Thursday, December 13, 2007

By Faith... the Judges, Part 45 of 62

TEXT: "What more shall I say? For the time would fail me to tell of Gideon and Barak and Samson and Jephthah, also of David and Samuel and the prophets" (Hebrews 11:32).

IDEA: Samson not only portrays the discipline of God, but he also portrays the mercy of God.

PURPOSE: To help listeners appreciate that if we truly belong to God, we cannot fall outside of his grace.

Have you ever wanted to be an obituary writer?

Could different writers come up with very different obituaries for the same person?

I. Different people write different obituaries of the life of Samson.

It strikes me that when I was growing up, those who wrote Sunday school lessons dismissed him as a spiritual failure. His death was the result of his failure to do the will of God.

Do you think there is enough evidence to slant the obituary that way?

Others wrote him up as a hero.

The Jewish historian Josephus noted how the Jewish people honored Samson’s memory. “Indeed, this man deserves to be admired for his courage and strength, and magnanimity at his death, and that his wrath upon his enemies went so far as to die himself with them.
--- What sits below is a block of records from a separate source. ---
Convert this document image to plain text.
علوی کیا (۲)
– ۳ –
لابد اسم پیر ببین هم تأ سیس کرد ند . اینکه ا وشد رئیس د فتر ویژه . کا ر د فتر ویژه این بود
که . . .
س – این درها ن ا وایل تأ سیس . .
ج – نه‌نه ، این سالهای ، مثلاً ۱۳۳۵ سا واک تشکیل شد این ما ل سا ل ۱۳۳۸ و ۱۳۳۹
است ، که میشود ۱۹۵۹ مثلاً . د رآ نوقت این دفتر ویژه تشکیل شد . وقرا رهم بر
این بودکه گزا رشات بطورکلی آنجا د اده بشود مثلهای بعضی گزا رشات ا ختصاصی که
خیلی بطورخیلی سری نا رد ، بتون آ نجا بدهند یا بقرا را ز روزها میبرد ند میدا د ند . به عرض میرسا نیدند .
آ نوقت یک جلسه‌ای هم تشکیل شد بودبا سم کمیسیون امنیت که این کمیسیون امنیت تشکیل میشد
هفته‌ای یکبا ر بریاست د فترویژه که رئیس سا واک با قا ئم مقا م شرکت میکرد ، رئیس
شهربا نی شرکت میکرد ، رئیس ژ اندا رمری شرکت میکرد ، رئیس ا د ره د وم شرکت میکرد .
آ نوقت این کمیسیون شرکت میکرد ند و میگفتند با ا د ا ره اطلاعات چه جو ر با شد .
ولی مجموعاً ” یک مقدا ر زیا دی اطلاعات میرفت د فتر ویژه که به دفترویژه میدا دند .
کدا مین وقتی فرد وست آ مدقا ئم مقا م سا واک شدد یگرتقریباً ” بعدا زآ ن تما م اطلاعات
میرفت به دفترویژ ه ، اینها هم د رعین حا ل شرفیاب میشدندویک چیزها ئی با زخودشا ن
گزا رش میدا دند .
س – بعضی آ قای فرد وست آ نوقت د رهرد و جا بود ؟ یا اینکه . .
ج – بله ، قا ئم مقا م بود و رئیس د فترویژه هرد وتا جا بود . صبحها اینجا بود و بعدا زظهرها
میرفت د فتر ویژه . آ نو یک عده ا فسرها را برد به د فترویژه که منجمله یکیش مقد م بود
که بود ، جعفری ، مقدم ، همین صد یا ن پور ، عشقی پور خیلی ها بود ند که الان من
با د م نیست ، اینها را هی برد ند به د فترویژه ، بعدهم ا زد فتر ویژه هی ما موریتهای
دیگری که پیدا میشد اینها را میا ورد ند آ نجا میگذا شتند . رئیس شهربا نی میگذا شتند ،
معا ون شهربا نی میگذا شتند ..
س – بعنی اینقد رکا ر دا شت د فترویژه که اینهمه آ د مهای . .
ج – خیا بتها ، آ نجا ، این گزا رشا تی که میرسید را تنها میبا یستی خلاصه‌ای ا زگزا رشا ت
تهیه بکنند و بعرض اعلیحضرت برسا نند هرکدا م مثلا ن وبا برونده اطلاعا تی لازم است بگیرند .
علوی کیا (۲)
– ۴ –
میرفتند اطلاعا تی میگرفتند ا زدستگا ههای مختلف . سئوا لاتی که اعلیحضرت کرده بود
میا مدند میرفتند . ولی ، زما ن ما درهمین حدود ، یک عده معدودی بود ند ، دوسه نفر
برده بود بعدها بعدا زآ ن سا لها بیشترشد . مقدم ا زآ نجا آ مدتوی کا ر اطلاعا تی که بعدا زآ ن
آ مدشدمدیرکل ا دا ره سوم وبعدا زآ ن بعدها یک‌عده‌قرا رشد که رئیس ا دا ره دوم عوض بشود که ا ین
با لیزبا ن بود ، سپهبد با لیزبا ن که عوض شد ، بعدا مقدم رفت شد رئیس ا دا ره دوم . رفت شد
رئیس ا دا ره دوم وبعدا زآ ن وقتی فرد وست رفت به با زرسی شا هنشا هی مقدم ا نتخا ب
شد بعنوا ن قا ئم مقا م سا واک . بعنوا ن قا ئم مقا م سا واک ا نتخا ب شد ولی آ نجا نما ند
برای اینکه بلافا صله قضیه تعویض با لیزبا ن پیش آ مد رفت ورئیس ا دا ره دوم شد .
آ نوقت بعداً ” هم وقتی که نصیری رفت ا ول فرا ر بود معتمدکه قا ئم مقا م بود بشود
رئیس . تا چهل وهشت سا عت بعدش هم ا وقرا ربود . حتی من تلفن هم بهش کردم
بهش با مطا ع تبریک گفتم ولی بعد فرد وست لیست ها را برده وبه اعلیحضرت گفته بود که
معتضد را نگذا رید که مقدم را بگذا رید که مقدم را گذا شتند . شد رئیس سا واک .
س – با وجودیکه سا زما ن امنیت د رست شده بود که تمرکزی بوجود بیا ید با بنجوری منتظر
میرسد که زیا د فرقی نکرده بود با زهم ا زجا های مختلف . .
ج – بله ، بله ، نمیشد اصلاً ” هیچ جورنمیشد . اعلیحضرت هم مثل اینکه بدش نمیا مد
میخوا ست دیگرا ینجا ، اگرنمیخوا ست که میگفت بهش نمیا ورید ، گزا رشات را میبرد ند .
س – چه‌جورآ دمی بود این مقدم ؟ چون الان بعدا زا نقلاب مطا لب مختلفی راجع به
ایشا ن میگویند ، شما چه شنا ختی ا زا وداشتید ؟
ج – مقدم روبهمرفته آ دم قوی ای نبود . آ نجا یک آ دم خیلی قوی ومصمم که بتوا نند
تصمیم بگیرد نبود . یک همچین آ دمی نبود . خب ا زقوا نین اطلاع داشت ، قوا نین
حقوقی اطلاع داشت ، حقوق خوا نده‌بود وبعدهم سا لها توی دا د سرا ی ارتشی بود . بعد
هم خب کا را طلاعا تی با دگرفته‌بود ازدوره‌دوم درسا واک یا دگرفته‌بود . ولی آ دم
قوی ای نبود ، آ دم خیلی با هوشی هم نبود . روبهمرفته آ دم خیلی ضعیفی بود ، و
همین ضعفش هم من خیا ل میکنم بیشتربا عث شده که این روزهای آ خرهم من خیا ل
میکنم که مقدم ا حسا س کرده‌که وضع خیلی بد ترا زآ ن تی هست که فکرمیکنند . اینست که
But as for his being ensnared by a woman, that is to be ascribed to human nature. . . . But we ought to bear him witness that, in all other respects, [his life] was one of extraordinary virtue.”

The write of the letter to the Hebrews mentions Samson (11:32) as an Old Testament example of faith.

If you were writing Samson’s obituary, where would you come down?

II. We might look at Samson as a restored failure.

Would you agree that while “Jesus never fails,” Christians do?

If you look at the people in the Hebrews 11 “Hall of Faith,” there are very few without any blemish on their life that could have destroyed them.

III. Two great doctrines in the Christian life are human depravity and the grace of God.

They are all through the Bible and all through life.